Come al solito le sezioni collaterali hanno offerto piccole ma buone pellicole, di cui farò solamente un sintetico elenco (quelle da me più apprezzate), nella speranza che qualcuna di queste possa uscire nelle sale.
“Goodbye Solo” (Usa) di Ramin Bahrani, “Dikoe Pole (Wild Field)” (Russia) di Mikhail Kalatozishvili, “PA-RA-DA” (Italia/Francia/Romania) di Marco Pontecorvo, “Stella” (Francia) di Sylvie Verheyde, “Pescuit sportiv (Hooked)” (Romania/Francia) di Adrian Sitaru, “Nowhere Man” (Belgio/Olanda/Norvegia/Lussemburgo) di Patrice Toye, “Lønsj (Lunch)” (Norvegia) di Eva Sørhaug, “Pranzo di Ferragosto” (Italia) di Gianni Di Gregorio vincitore del Premio “Luigi De Laurentiis” per la miglior Opera Prima.

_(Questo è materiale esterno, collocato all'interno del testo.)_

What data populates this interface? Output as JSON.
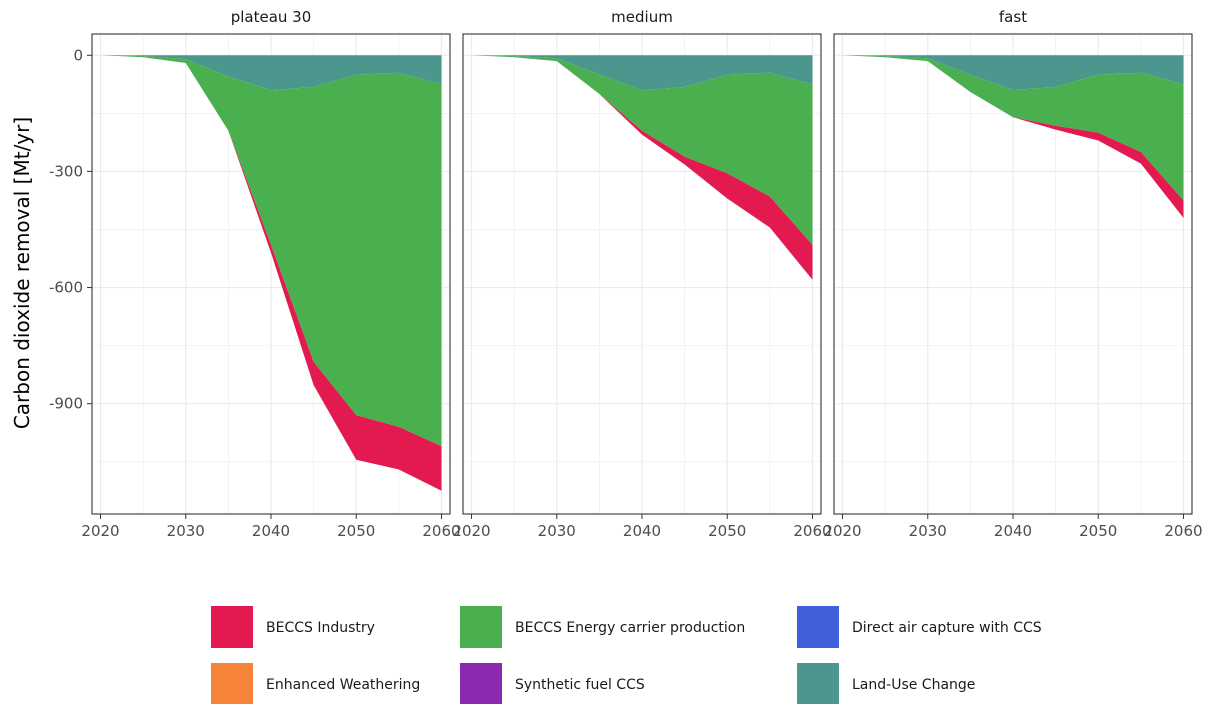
{
  "chart_data": {
    "type": "area",
    "stacked": true,
    "ylabel": "Carbon dioxide removal [Mt/yr]",
    "xlabel": "",
    "x": [
      2020,
      2025,
      2030,
      2035,
      2040,
      2045,
      2050,
      2055,
      2060
    ],
    "x_ticks": [
      2020,
      2030,
      2040,
      2050,
      2060
    ],
    "y_ticks": [
      0,
      -300,
      -600,
      -900
    ],
    "ylim": [
      -1185,
      55
    ],
    "xlim": [
      2019,
      2061
    ],
    "grid": true,
    "legend_position": "bottom",
    "series_meta": [
      {
        "name": "BECCS Industry",
        "color": "#E31A4F"
      },
      {
        "name": "BECCS Energy carrier production",
        "color": "#4AB04F"
      },
      {
        "name": "Direct air capture with CCS",
        "color": "#3F60D9"
      },
      {
        "name": "Enhanced Weathering",
        "color": "#F58338"
      },
      {
        "name": "Synthetic fuel CCS",
        "color": "#8B2AAE"
      },
      {
        "name": "Land-Use Change",
        "color": "#4B968D"
      }
    ],
    "panels": [
      {
        "title": "plateau 30",
        "series": [
          {
            "name": "Land-Use Change",
            "values": [
              0,
              -2,
              -10,
              -55,
              -90,
              -82,
              -50,
              -45,
              -75
            ]
          },
          {
            "name": "BECCS Energy carrier production",
            "values": [
              0,
              -3,
              -10,
              -140,
              -400,
              -710,
              -880,
              -915,
              -935
            ]
          },
          {
            "name": "BECCS Industry",
            "values": [
              0,
              0,
              0,
              0,
              -20,
              -60,
              -115,
              -110,
              -115
            ]
          }
        ]
      },
      {
        "title": "medium",
        "series": [
          {
            "name": "Land-Use Change",
            "values": [
              0,
              -2,
              -8,
              -50,
              -90,
              -82,
              -50,
              -45,
              -75
            ]
          },
          {
            "name": "BECCS Energy carrier production",
            "values": [
              0,
              -3,
              -7,
              -50,
              -105,
              -180,
              -255,
              -320,
              -415
            ]
          },
          {
            "name": "BECCS Industry",
            "values": [
              0,
              0,
              0,
              0,
              -10,
              -20,
              -65,
              -80,
              -90
            ]
          }
        ]
      },
      {
        "title": "fast",
        "series": [
          {
            "name": "Land-Use Change",
            "values": [
              0,
              -2,
              -8,
              -50,
              -90,
              -82,
              -50,
              -45,
              -75
            ]
          },
          {
            "name": "BECCS Energy carrier production",
            "values": [
              0,
              -3,
              -7,
              -45,
              -70,
              -100,
              -150,
              -205,
              -300
            ]
          },
          {
            "name": "BECCS Industry",
            "values": [
              0,
              0,
              0,
              0,
              0,
              -10,
              -20,
              -30,
              -45
            ]
          }
        ]
      }
    ]
  }
}
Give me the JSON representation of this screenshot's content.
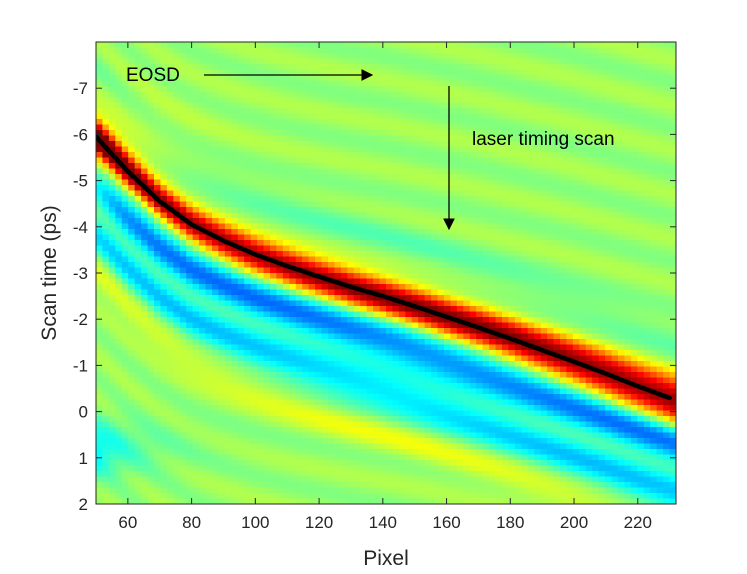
{
  "chart_data": {
    "type": "heatmap",
    "title": "",
    "xlabel": "Pixel",
    "ylabel": "Scan time (ps)",
    "xlim": [
      50,
      232
    ],
    "ylim": [
      -8,
      2
    ],
    "y_reversed": true,
    "x_ticks": [
      60,
      80,
      100,
      120,
      140,
      160,
      180,
      200,
      220
    ],
    "x_tick_labels": [
      "60",
      "80",
      "100",
      "120",
      "140",
      "160",
      "180",
      "200",
      "220"
    ],
    "y_ticks": [
      -7,
      -6,
      -5,
      -4,
      -3,
      -2,
      -1,
      0,
      1,
      2
    ],
    "y_tick_labels": [
      "-7",
      "-6",
      "-5",
      "-4",
      "-3",
      "-2",
      "-1",
      "0",
      "1",
      "2"
    ],
    "grid": false,
    "colormap": "jet",
    "colors": {
      "background": "#17c8ec",
      "signal_peak": "#a01010",
      "signal_trough": "#1a3fd8",
      "fit_curve": "#000000"
    },
    "fit_curve": {
      "color": "#000000",
      "x": [
        50,
        60,
        70,
        80,
        90,
        100,
        110,
        120,
        130,
        140,
        150,
        160,
        170,
        180,
        190,
        200,
        210,
        220,
        231
      ],
      "y": [
        -5.95,
        -5.2,
        -4.55,
        -4.05,
        -3.7,
        -3.4,
        -3.15,
        -2.92,
        -2.7,
        -2.5,
        -2.28,
        -2.05,
        -1.82,
        -1.58,
        -1.33,
        -1.08,
        -0.82,
        -0.55,
        -0.27
      ]
    },
    "annotations": [
      {
        "text": "EOSD",
        "arrow": "right",
        "arrow_from": [
          82,
          -7.3
        ],
        "arrow_to": [
          134,
          -7.3
        ],
        "text_at": [
          66,
          -7.3
        ]
      },
      {
        "text": "laser timing scan",
        "arrow": "down",
        "arrow_from": [
          160,
          -6.9
        ],
        "arrow_to": [
          160,
          -3.8
        ],
        "text_at": [
          168,
          -5.9
        ]
      }
    ]
  }
}
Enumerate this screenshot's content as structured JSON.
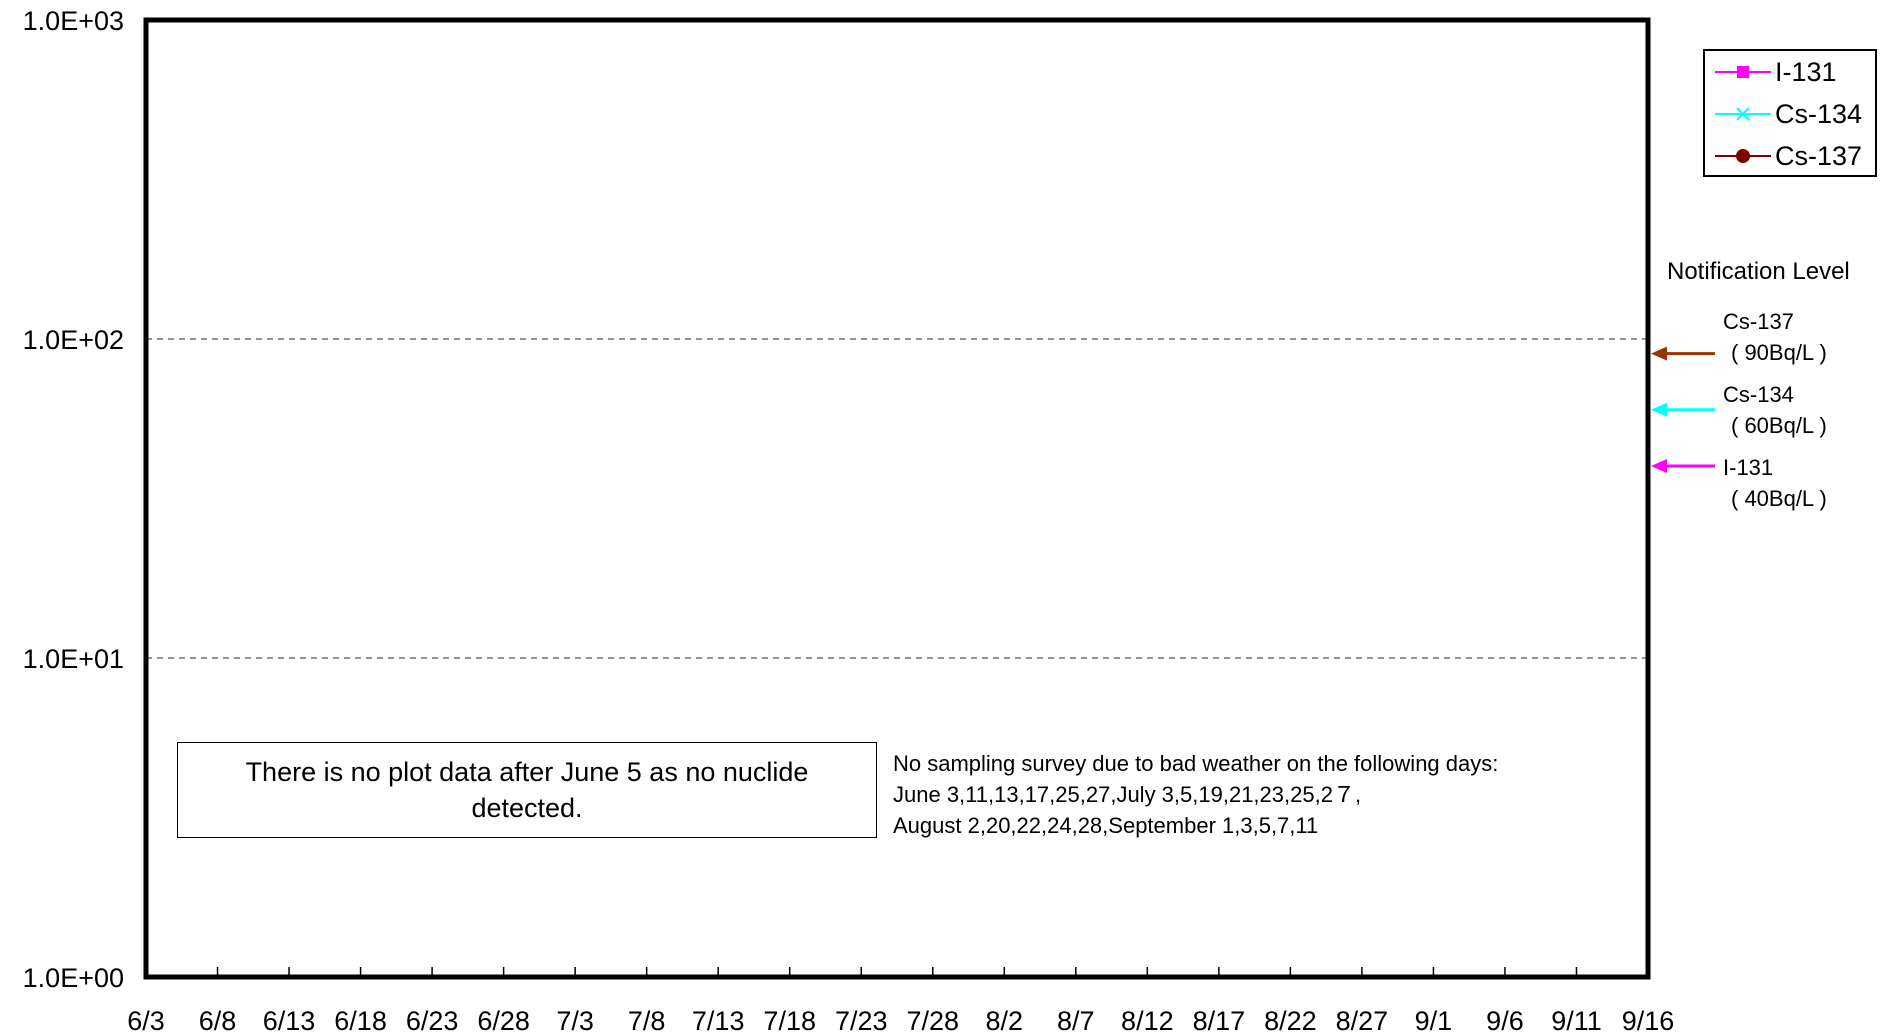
{
  "chart_data": {
    "type": "line",
    "title": "",
    "xlabel": "",
    "ylabel": "",
    "yscale": "log",
    "ylim": [
      1,
      1000
    ],
    "y_ticks": [
      {
        "value": 1,
        "label": "1.0E+00"
      },
      {
        "value": 10,
        "label": "1.0E+01"
      },
      {
        "value": 100,
        "label": "1.0E+02"
      },
      {
        "value": 1000,
        "label": "1.0E+03"
      }
    ],
    "x_ticks": [
      "6/3",
      "6/8",
      "6/13",
      "6/18",
      "6/23",
      "6/28",
      "7/3",
      "7/8",
      "7/13",
      "7/18",
      "7/23",
      "7/28",
      "8/2",
      "8/7",
      "8/12",
      "8/17",
      "8/22",
      "8/27",
      "9/1",
      "9/6",
      "9/11",
      "9/16"
    ],
    "grid": "horizontal dashed at 1.0E+01 and 1.0E+02",
    "legend_position": "top-right",
    "series": [
      {
        "name": "I-131",
        "color": "#ff00ff",
        "marker": "square",
        "values": []
      },
      {
        "name": "Cs-134",
        "color": "#00ffff",
        "marker": "x",
        "values": []
      },
      {
        "name": "Cs-137",
        "color": "#800000",
        "marker": "circle",
        "values": []
      }
    ],
    "notification_levels": {
      "title": "Notification Level",
      "items": [
        {
          "nuclide": "Cs-137",
          "label": "( 90Bq/L )",
          "value": 90,
          "color": "#993300"
        },
        {
          "nuclide": "Cs-134",
          "label": "( 60Bq/L )",
          "value": 60,
          "color": "#00ffff"
        },
        {
          "nuclide": "I-131",
          "label": "( 40Bq/L )",
          "value": 40,
          "color": "#ff00ff"
        }
      ]
    },
    "annotations": {
      "no_data_note": "There is no plot data after June 5 as no nuclide detected.",
      "sampling_note": [
        "No sampling survey due to bad weather on the following days:",
        "June 3,11,13,17,25,27,July 3,5,19,21,23,25,2７,",
        "August 2,20,22,24,28,September 1,3,5,7,11"
      ]
    }
  }
}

Fra le curiosità, da segnalare la pellicola malese “$E11.OU7! – Sell Out! (Vendi!)” del regista Yeo Joonhan, musical comico surreale sulla nostra società consumistica, il film “A Erva do Rato” del maestro brasiliano Julio Bressane e Rosa Dias, riconosciuto come il più assurdo presentato, la polemica sul documentario di Mimmo Calopresti “La fabbrica dei tedeschi“, assolutamente legittime le lamentele verso il regista, della madre di uno degli operai morti nell’incidente della ThyssenKrupp, e l’emozione, nel ricevere gli applausi, della giovane protagonista del bel film “Stella”, uno dei momenti più toccanti di Venezia 2008.